Nos contos de fadas e nas histórias em quadrinhos, bem como na mitologia, sempre encontramos um herói. É aquela criatura que parece fazer com facilidade o que ninguém mais é capaz de fazer, mesmo com muito esforço. Existem heróis tristes, piadistas, irônicos, caladões, sofredores. Mas eles sempre parecem ultrapassar seus próprios limites e alcançar o inatingível.

Eu conheço um homem assim, exatamente assim. Um homem que fala dos sofrimentos de infância com ar sério, e logo depois parte para a guerra com um sorriso no rosto, entusiasmado com o desafio. Um jogador nato, especialista em riscos calculados, abandona imediatamente o jogo para tornar-se solene, docemente preocupado com as peripécias de uma amiga impulsiva.

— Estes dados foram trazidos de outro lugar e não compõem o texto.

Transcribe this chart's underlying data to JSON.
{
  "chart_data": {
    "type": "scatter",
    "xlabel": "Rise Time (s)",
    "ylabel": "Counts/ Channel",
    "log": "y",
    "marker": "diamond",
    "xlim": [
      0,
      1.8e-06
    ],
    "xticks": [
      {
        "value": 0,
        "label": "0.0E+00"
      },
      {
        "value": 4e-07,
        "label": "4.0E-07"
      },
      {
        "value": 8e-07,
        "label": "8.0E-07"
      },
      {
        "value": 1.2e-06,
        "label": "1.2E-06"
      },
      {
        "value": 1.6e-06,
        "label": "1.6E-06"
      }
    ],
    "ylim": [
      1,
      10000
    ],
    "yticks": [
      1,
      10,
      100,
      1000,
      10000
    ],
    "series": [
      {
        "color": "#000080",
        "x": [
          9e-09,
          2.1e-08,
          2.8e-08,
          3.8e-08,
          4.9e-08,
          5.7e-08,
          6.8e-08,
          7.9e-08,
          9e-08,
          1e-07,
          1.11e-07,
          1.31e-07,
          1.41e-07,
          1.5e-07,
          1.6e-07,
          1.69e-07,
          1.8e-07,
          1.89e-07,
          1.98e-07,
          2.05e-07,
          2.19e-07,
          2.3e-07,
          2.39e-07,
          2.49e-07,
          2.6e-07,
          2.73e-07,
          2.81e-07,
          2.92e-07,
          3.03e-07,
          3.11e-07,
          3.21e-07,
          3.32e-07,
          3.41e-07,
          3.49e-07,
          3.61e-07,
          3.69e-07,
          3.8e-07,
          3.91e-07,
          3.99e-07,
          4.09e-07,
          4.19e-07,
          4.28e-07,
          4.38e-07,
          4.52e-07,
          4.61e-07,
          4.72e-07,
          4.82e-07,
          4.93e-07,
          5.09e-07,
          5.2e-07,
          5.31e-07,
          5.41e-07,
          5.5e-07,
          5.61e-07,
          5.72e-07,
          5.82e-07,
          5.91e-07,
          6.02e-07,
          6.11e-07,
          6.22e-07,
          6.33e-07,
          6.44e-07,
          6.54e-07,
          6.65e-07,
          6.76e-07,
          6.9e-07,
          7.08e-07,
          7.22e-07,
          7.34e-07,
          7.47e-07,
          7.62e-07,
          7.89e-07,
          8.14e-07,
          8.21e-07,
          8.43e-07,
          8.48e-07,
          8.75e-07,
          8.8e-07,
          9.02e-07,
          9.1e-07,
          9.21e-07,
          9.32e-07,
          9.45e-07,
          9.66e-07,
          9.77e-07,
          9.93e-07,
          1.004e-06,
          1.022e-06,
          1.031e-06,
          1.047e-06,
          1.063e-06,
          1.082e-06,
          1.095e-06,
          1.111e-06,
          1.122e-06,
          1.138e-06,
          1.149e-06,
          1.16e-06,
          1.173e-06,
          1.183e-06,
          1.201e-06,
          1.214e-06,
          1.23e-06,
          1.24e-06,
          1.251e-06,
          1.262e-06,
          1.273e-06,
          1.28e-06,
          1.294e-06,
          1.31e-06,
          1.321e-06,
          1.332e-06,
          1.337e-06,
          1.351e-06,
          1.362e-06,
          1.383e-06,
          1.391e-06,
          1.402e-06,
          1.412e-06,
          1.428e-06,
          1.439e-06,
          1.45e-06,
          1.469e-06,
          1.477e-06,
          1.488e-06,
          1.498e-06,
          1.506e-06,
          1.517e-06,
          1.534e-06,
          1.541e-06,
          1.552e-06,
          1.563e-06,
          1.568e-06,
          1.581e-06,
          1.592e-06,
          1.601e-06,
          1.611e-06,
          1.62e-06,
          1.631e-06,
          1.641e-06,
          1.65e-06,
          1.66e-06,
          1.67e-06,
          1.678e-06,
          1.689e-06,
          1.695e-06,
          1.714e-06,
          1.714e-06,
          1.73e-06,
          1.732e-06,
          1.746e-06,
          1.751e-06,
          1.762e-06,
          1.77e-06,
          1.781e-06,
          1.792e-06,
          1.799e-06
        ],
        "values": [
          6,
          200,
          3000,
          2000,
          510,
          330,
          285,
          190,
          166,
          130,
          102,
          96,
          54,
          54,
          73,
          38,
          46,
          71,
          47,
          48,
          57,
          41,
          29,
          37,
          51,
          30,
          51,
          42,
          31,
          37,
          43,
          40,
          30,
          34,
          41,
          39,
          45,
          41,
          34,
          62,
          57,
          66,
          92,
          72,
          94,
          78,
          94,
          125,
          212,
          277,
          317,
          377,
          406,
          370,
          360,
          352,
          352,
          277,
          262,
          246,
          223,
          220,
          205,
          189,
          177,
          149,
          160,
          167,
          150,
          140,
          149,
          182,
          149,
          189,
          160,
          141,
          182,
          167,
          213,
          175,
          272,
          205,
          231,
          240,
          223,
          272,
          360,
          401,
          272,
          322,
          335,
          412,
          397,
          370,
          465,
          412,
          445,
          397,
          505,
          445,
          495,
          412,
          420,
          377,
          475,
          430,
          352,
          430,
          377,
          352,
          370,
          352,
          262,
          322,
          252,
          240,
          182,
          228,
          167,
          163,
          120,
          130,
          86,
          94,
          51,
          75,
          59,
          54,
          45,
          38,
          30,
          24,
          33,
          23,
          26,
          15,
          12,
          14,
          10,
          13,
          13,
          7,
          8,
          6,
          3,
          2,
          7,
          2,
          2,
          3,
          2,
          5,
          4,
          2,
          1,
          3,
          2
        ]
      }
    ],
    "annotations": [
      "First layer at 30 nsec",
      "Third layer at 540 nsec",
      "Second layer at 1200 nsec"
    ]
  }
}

Ele ri, chora, faz troça de seu próprio choro e torna a sorrir, num piscar de olhos. Mata dois leões por manhã e depois parte para colher tamarindo e fazer suco para receber os amigos em sua casa.

O coração deste herói tem asas, e graças a ele e a seu coração alado, consegui alçar vôo novamente. Estava emudecida, ele devolveu minha voz. Deu-me o empurrão que faltava para continuar a tocar minha vida.

Eu sei, querido Perseu, que você não aceita nada menos que o melhor que eu puder fazer. Em sua honra e homenagem, cá estou eu de volta. Pode voar alto, que eu não vou ficar muito para trás.